EACOM Timber Corporation is a TSX-V listed company. The business activities of EACOM consist of the manufacturing, marketing and distribution of lumber, wood chips and wood-based value-added products, and the management of forest resources. EACOM owns seven sawmills, all located in Eastern Canada, and related tenures. The mills are Timmins, Nairn Centre, Gogama, Elk Lake and Ear Falls in Ontario, and Val-d’Or and Matagami in Quebec. The mills in Ear Falls, Ontario, and Ste-Marie, Quebec, are currently idled, and operations in Val-d’Or and Matagami have been temporarily shut down due to current market conditions. EACOM also owns a remanufacturing facility in Val-d’Or, Quebec, and a 50% interest in an “I” joist plant in Sault Ste-Marie, Ontario.
The TSX Venture Exchange has neither approved nor disapproved the content of this press release. All director and officer appointments are subject to TSX Venture Exchange approval.

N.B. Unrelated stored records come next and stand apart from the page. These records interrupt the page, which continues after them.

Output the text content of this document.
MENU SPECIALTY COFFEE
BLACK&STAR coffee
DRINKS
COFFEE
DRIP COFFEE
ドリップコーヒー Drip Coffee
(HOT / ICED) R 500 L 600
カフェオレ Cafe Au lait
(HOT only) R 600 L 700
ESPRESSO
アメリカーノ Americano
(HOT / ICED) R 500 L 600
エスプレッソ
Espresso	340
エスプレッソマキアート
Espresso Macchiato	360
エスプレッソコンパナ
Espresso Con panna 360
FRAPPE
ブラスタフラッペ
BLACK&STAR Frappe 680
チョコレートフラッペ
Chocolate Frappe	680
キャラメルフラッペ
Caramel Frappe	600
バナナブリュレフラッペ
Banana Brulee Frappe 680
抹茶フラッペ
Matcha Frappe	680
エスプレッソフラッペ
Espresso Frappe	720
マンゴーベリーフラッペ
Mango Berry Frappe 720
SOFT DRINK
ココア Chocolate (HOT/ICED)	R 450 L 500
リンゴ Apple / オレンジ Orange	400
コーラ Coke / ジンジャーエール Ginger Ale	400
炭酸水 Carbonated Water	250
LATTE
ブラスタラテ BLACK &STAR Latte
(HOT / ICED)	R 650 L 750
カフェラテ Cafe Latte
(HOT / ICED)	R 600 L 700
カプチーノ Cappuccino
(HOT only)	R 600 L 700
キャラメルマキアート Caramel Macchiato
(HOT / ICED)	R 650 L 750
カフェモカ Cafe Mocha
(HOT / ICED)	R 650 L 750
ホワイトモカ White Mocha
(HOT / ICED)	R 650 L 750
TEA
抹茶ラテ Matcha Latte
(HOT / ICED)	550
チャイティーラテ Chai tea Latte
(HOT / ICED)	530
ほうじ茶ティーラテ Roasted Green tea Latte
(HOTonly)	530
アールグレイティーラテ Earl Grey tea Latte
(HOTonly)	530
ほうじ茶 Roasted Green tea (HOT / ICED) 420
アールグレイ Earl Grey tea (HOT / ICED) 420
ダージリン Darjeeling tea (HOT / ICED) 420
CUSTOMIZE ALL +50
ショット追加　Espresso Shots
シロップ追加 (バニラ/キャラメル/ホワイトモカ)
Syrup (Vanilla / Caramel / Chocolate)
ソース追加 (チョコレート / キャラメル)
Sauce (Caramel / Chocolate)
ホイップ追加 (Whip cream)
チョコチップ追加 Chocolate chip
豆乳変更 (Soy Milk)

All statements in this news release that are not based on historical facts are “forward-looking statements”. While management has based any forward-looking statements contained herein on its current expectations, the information on which such expectations were based may change. These forward-looking statements rely on a number of assumptions concerning future events and are subject to a number of risks, uncertainties and other factors, many of which are beyond our control and could cause actual results to materially differ from such statements. Such risks, uncertainties and other factors include, but are not necessarily limited to, those set forth under “Risk Factors” in the Company’s Filing Statement dated January 8, 2010 and “Risks and Uncertainties” in the Company’s current MD&A filed with the Canadian Securities Commissions.
The financial information included in this release also contains certain data that are not measures of performance under IFRS. For example, “EBITDA” is a measure used by management to assess the operating and financial performance of the Company. We believe that EBITDA is a measure often used by investors to assess a company’s operating performance. EBITDA has limitations and you should not consider this item in isolation, or as a substitute for an analysis of our results as reported under IFRS. Because of these limitations, EBITDA should not be used as a substitute for net loss or cash flows from operating activities as determined in accordance with IFRS, nor is it necessarily indicative of whether or not cash flows will be sufficient to fund our cash requirements. In addition, our definition of EBITDA may differ from that of other companies. A reconciliation of EBITDA to net loss is set forth under “OVERVIEW OF FINANCIAL RESULTS – Supplemental Information on Non-GAAP Measures” in the Company’s current MD&A.
Additional information relating to EACOM is available on SEDAR at www.sedar.com.